Activation of Yap-Directed Transcription by Knockdown of Conserved Cellular Functions

Abstract

The Yap-Hippo pathway has a significant role in regulating cell proliferation and growth, thus controlling organ size and regeneration. The Hippo pathway regulates two highly conserved, transcription coactivators, YAP and TAZ. The upstream regulators of the Yap-Hippo pathway have not been fully characterized. The aim of this study was to use a siRNA screen, in a liver biliary cell line, to identify regulators of the Yap-Hippo pathway that allow activation of the YAP transcription coactivator at high cell density.

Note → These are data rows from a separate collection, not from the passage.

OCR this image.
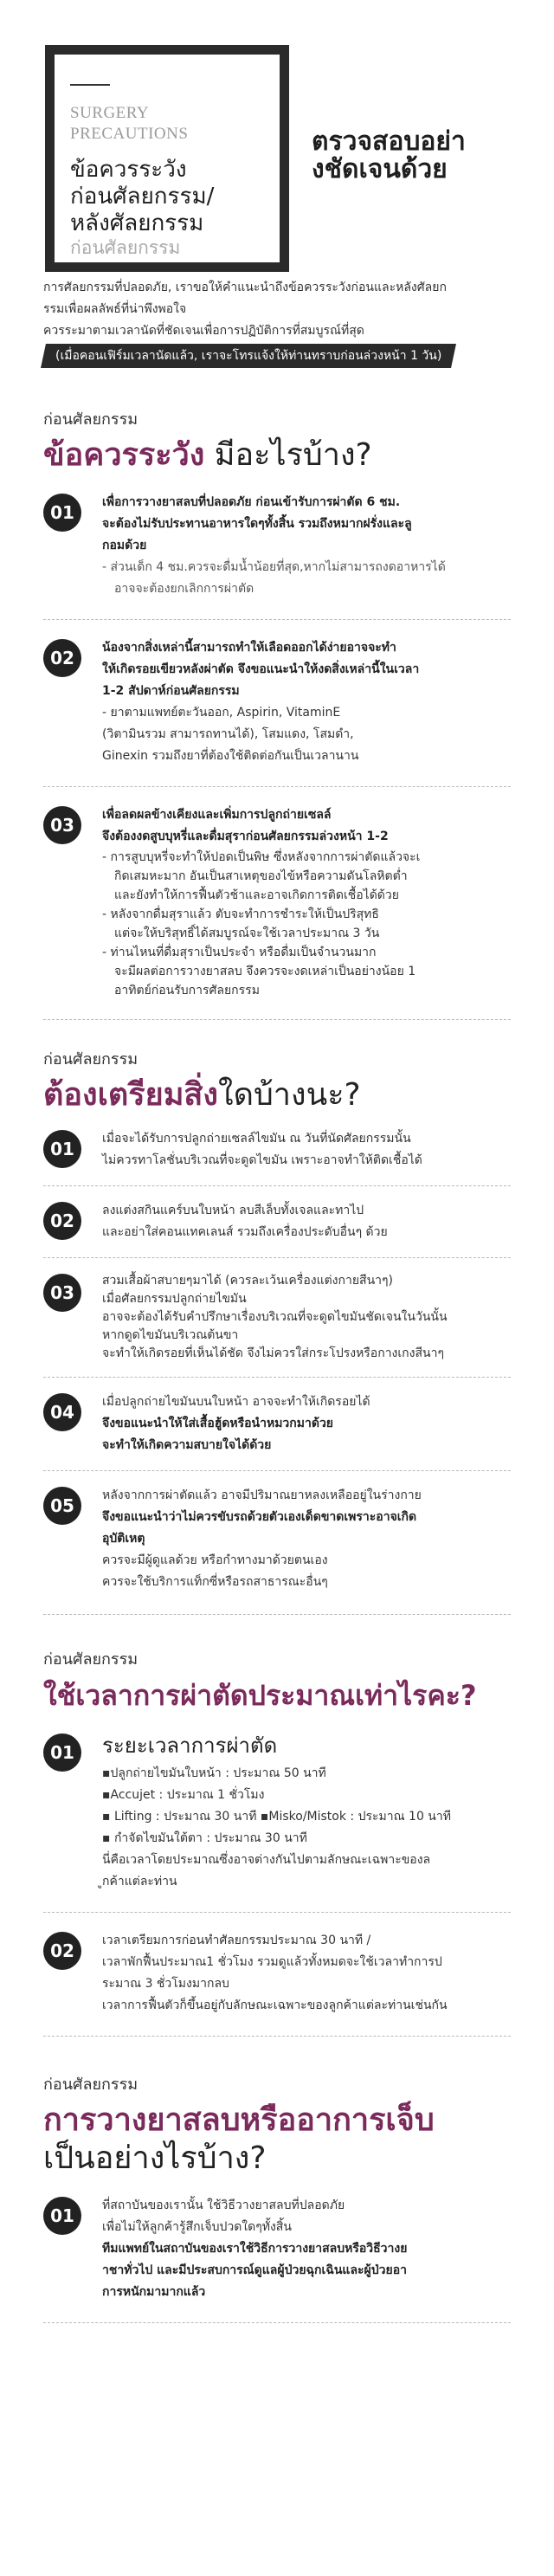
SURGERY
PRECAUTIONS
ข้อควรระวัง
ก่อนศัลยกรรม/
หลังศัลยกรรม
ก่อนศัลยกรรม
ตรวจสอบอย่า
งชัดเจนด้วย
การศัลยกรรมที่ปลอดภัย, เราขอให้คำแนะนำถึงข้อควรระวังก่อนและหลังศัลยก
รรมเพื่อผลลัพธ์ที่น่าพึงพอใจ
ควรระมาตามเวลานัดที่ชัดเจนเพื่อการปฏิบัติการที่สมบูรณ์ที่สุด
(เมื่อคอนเฟิร์มเวลานัดแล้ว, เราจะโทรแจ้งให้ท่านทราบก่อนล่วงหน้า 1 วัน)
ก่อนศัลยกรรม
ข้อควรระวัง มีอะไรบ้าง?
01	เพื่อการวางยาสลบที่ปลอดภัย ก่อนเข้ารับการผ่าตัด 6 ชม.
จะต้องไม่รับประทานอาหารใดๆทั้งสิ้น รวมถึงหมากฝรั่งและลู
กอมด้วย
- ส่วนเด็ก 4 ชม.ควรจะดื่มน้ำน้อยที่สุด,หากไม่สามารถงดอาหารได้
อาจจะต้องยกเลิกการผ่าตัด
02	น้องจากสิ่งเหล่านี้สามารถทำให้เลือดออกได้ง่ายอาจจะทำ
ให้เกิดรอยเขียวหลังผ่าตัด จึงขอแนะนำให้งดสิ่งเหล่านี้ในเวลา
1-2 สัปดาห์ก่อนศัลยกรรม
- ยาตามแพทย์ตะวันออก, Aspirin, VitaminE
(วิตามินรวม สามารถทานได้), โสมแดง, โสมดำ,
Ginexin รวมถึงยาที่ต้องใช้ติดต่อกันเป็นเวลานาน
03	เพื่อลดผลข้างเคียงและเพิ่มการปลูกถ่ายเซลล์
จึงต้องงดสูบบุหรี่และดื่มสุราก่อนศัลยกรรมล่วงหน้า 1-2
- การสูบบุหรี่จะทำให้ปอดเป็นพิษ ซึ่งหลังจากการผ่าตัดแล้วจะเ
กิดเสมหะมาก อันเป็นสาเหตุของไข้หรือความดันโลหิตต่ำ
และยังทำให้การฟื้นตัวช้าและอาจเกิดการติดเชื้อได้ด้วย
- หลังจากดื่มสุราแล้ว ตับจะทำการชำระให้เป็นปริสุทธิ
แต่จะให้บริสุทธิ์ได้สมบูรณ์จะใช้เวลาประมาณ 3 วัน
- ท่านไหนที่ดื่มสุราเป็นประจำ หรือดื่มเป็นจำนวนมาก
จะมีผลต่อการวางยาสลบ จึงควรจะงดเหล่าเป็นอย่างน้อย 1
อาทิตย์ก่อนรับการศัลยกรรม
ก่อนศัลยกรรม
ต้องเตรียมสิ่งใดบ้างนะ?
01	เมื่อจะได้รับการปลูกถ่ายเซลล์ไขมัน ณ วันที่นัดศัลยกรรมนั้น
ไม่ควรทาโลชั่นบริเวณที่จะดูดไขมัน เพราะอาจทำให้ติดเชื้อได้
02	ลงแต่งสกินแคร์บนใบหน้า ลบสีเล็บทั้งเจลและทาไป
และอย่าใส่คอนแทคเลนส์ รวมถึงเครื่องประดับอื่นๆ ด้วย
03
สวมเสื้อผ้าสบายๆมาได้ (ควรละเว้นเครื่องแต่งกายสีนาๆ)
เมื่อศัลยกรรมปลูกถ่ายไขมัน
อาจจะต้องได้รับคำปรึกษาเรื่องบริเวณที่จะดูดไขมันชัดเจนในวันนั้น
หากดูดไขมันบริเวณต้นขา
จะทำให้เกิดรอยที่เห็นได้ชัด จึงไม่ควรใส่กระโปรงหรือกางเกงสีนาๆ
04	เมื่อปลูกถ่ายไขมันบนใบหน้า อาจจะทำให้เกิดรอยได้
จึงขอแนะนำให้ใส่เสื้อฮู้ดหรือนำหมวกมาด้วย
จะทำให้เกิดความสบายใจได้ด้วย
05	หลังจากการผ่าตัดแล้ว อาจมีปริมาณยาหลงเหลืออยู่ในร่างกาย
จึงขอแนะนำว่าไม่ควรขับรถด้วยตัวเองเด็ดขาดเพราะอาจเกิด
อุบัติเหตุ
ควรจะมีผู้ดูแลด้วย หรือกำทางมาด้วยตนเอง
ควรจะใช้บริการแท็กซี่หรือรถสาธารณะอื่นๆ
ก่อนศัลยกรรม
ใช้เวลาการผ่าตัดประมาณเท่าไรคะ?
01	ระยะเวลาการผ่าตัด
▪ปลูกถ่ายไขมันใบหน้า : ประมาณ 50 นาที
▪Accujet : ประมาณ 1 ชั่วโมง
▪ Lifting : ประมาณ 30 นาที ▪Misko/Mistok : ประมาณ 10 นาที
▪ กำจัดไขมันใต้ตา : ประมาณ 30 นาที
นี่คือเวลาโดยประมาณซึ่งอาจต่างกันไปตามลักษณะเฉพาะของล
ูกค้าแต่ละท่าน
02	เวลาเตรียมการก่อนทำศัลยกรรมประมาณ 30 นาที /
เวลาพักฟื้นประมาณ1 ชั่วโมง รวมดูแล้วทั้งหมดจะใช้เวลาทำการป
ระมาณ 3 ชั่วโมงมากลบ
เวลาการฟื้นตัวก็ขึ้นอยู่กับลักษณะเฉพาะของลูกค้าแต่ละท่านเช่นกัน
ก่อนศัลยกรรม
การวางยาสลบหรืออาการเจ็บ
เป็นอย่างไรบ้าง?
01	ที่สถาบันของเรานั้น ใช้วิธีวางยาสลบที่ปลอดภัย
เพื่อไม่ให้ลูกค้ารู้สึกเจ็บปวดใดๆทั้งสิ้น
ทีมแพทย์ในสถาบันของเราใช้วิธีการวางยาสลบหรือวิธีวางย
าชาทั่วไป และมีประสบการณ์ดูแลผู้ป่วยฉุกเฉินและผู้ป่วยอา
การหนักมามากแล้ว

Activation of the YAP transcription coactivator was monitored using a high-content, image-based assay that measured the intracellular localization of native YAP protein. Active siRNAs were identified and further validated by quantification of CYR61 mRNA levels (a known YAP target gene). The effect of compounds targeting the putative gene targets identified as hits was also used for further validation. A number of validated hits reveal basic aspects of Yap-Hippo biology, such as components of the nuclear pore, by which YAP cytoplasmic–nuclear shuttling occurs, or how proteasomal degradation regulates intracellular YAP concentrations, which then alter YAP localization and transcription. Such results highlight how targeting conserved cellular functions can lead to validated activity in phenotypic assays.